Mona Eltahawy interrogates social behavioral control of women and non-binary people through the framing of seven types of behavior that are understood to be in some way improper. Anger, Attention, Profanity, Ambition, Power, Violence, and Lust.
In Seven Necessary Sins Elthawy asks one of the most important questions – Who does this benefit?
The author argues not only that women and girls should engage in activities driven by these “sins” but also, and very importantly, that we should learn how to divorce these drivers from existing power structures. Non-binary people should not aim to gain and exercise patriarchal power. They should define and exercise power outside of traditional patriarchal models.
“What is ambition liberated from oppression?” This resonated so strongly with me. Permission to strive but not for career or money or status.
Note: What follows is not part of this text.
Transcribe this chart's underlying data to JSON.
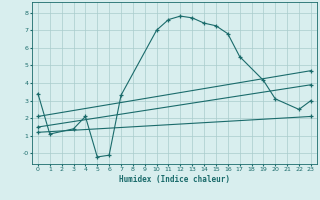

Permission to not spend the best of myself for a job, or to measure myself against a corporate ladder populated by men. Permission to love the goals that I make that make me feel more and more myself and less and less like my life belongs to other people.
When women who exercise violence are punished more harshly than men are, we see the proscription on women’s use of violence in action. In the US, women who kill their intimate partners receive significantly more prison time than men who do the same despite the fact that women are far more likely to kill in self defense. The anger that wells up is righteous and legitimate and one does not need to push it down or forgive but to act with that anger (that we aren’t supposed to have) as a wellspring of fire and energy.
I recommend this book for people of all genders. It is important for all of us to see the hegemonic control of “acceptable behavior” for what it is – a tool to keep all people separated from each other so they don’t question who these controls actually benefit. When we can identify that we are being hemmed in, and for who’s benefit, then we can work within ourselves and in society to free everyone from those shackles.